Wie wird Urlaubsgeld besteuert?
Urlaubsgeld ist kein begünstigter Einkommensbestandteil — es wird zusammen mit dem regulären Monatslohn versteuert. Das Urlaubsgeld wird dem Monatslohn im Auszahlungsmonat hinzugerechnet, und auf das Gesamteinkommen wird die Lohnsteuer berechnet. Wegen der Steuerprogression steigt der effektive Steuersatz im Auszahlungsmonat oft deutlich an.
Beispielrechnung: 1.000 Euro Urlaubsgeld
| Position | Ohne Urlaubsgeld | Mit 1.000 € Urlaubsgeld |
|---|---|---|
| Bruttolohn | 3.500 € | 4.500 € |
| Lohnsteuer (ca.) | 385 € | 600 € |
| Sozialversicherung (ca.) | 735 € | 945 € |
| Nettolohn | 2.380 € | 2.955 € |
| Netto-Urlaubsgeld | — | 575 € (57,5%) |
Was ist der Unterschied zu Weihnachtsgeld?
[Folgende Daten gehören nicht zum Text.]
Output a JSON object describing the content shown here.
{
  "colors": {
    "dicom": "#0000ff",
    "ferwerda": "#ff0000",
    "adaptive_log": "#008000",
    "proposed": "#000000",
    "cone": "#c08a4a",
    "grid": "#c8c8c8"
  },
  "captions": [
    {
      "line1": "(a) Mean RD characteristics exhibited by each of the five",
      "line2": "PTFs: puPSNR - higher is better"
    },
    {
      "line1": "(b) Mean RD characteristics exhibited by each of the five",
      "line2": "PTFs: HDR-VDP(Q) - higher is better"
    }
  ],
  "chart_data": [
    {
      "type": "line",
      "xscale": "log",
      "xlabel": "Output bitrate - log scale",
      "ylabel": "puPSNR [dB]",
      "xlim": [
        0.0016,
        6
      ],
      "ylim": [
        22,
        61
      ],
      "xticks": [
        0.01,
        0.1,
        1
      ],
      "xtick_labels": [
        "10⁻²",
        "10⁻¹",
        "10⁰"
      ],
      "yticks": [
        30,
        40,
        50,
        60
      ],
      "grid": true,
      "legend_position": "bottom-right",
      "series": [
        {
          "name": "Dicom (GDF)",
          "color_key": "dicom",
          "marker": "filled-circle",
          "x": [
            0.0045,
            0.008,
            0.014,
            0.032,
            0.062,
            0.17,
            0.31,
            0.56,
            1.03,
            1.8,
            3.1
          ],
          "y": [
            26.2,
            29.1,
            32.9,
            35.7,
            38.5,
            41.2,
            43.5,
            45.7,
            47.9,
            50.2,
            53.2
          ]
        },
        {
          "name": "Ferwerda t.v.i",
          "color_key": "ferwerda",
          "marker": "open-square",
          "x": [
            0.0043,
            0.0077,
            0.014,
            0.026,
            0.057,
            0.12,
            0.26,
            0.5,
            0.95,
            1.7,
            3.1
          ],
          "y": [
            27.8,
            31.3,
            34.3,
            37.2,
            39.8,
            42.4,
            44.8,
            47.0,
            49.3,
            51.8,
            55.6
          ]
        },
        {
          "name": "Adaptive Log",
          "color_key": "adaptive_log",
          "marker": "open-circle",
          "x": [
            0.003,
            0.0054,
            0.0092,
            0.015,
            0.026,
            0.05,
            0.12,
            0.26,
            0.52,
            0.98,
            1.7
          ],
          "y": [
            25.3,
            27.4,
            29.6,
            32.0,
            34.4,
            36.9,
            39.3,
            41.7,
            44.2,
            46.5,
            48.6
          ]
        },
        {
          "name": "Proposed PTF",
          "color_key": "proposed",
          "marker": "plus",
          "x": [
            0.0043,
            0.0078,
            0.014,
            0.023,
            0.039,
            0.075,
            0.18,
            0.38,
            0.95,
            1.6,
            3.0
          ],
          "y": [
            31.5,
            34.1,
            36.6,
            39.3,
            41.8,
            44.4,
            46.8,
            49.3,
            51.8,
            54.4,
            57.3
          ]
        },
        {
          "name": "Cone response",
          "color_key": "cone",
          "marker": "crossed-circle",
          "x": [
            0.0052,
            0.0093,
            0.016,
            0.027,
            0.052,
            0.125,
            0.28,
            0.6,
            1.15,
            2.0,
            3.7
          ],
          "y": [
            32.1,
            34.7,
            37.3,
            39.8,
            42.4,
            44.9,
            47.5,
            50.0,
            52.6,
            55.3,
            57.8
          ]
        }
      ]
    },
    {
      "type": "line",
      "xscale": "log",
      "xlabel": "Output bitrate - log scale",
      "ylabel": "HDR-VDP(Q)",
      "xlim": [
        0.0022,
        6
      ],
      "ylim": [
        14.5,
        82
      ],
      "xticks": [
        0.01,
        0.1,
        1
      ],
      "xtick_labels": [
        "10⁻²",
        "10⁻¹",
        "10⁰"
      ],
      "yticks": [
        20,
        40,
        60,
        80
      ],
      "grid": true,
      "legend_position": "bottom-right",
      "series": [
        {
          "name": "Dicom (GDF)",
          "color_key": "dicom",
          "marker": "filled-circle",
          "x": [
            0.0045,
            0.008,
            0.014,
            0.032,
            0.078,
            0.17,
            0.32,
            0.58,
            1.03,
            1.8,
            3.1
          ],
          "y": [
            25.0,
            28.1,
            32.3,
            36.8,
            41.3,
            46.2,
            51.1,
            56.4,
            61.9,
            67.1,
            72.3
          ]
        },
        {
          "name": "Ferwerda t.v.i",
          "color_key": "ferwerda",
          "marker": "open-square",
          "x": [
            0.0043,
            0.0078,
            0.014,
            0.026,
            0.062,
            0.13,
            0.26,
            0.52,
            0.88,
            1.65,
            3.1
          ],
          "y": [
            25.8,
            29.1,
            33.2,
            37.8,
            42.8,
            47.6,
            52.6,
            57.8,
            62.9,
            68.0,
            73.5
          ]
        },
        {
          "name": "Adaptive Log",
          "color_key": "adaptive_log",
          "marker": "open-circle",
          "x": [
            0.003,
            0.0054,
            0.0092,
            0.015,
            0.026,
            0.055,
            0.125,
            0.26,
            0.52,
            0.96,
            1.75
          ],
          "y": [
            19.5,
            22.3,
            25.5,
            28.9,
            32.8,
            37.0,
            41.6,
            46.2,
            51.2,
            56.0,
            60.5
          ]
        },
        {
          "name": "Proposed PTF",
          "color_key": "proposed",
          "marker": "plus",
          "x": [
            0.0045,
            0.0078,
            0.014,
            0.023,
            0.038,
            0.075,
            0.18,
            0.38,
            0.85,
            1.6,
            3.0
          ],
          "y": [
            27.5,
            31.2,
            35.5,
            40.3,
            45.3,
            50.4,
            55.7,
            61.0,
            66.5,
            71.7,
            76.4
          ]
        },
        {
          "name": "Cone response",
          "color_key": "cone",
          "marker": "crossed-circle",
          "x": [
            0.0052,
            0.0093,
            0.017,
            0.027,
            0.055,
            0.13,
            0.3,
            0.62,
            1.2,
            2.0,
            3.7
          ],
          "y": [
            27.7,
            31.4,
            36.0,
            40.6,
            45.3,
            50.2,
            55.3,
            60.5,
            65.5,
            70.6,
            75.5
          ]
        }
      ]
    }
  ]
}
Steuerlich behandelt das Finanzamt Urlaubs- und Weihnachtsgeld identisch — beide sind normales Arbeitsentgelt. Der Unterschied liegt im Zeitpunkt: Urlaubsgeld wird typischerweise im Juni/Juli ausgezahlt, Weihnachtsgeld im November/Dezember. Wer in einem Monat besonders viel verdient, zahlt durch die Progression überproportional mehr Steuern.
Gibt es einen gesetzlichen Anspruch auf Urlaubsgeld?
Nein. Einen gesetzlichen Anspruch auf Urlaubsgeld gibt es nicht. Er ergibt sich aus Tarifvertrag, Betriebsvereinbarung oder Individualvertrag. Wenn Urlaubsgeld im Vorjahr freiwillig gezahlt wurde, kann sich ein Anspruch durch "betriebliche Übung" ergeben — nach 3 Jahren regelmäßiger Zahlung ohne Vorbehalt.
Kann man Urlaubsgeld in die bAV einzahlen?
Ja — und das kann steuerlich vorteilhaft sein. Statt das Urlaubsgeld auszahlen zu lassen, kann man es in die betriebliche Altersversorgung (bAV) einzahlen. Bis zu 4 Prozent der Beitragsbemessungsgrenze der Rentenversicherung sind steuer- und sozialversicherungsfrei. Das spart im Auszahlungsmonat Lohnsteuer und SV-Beiträge.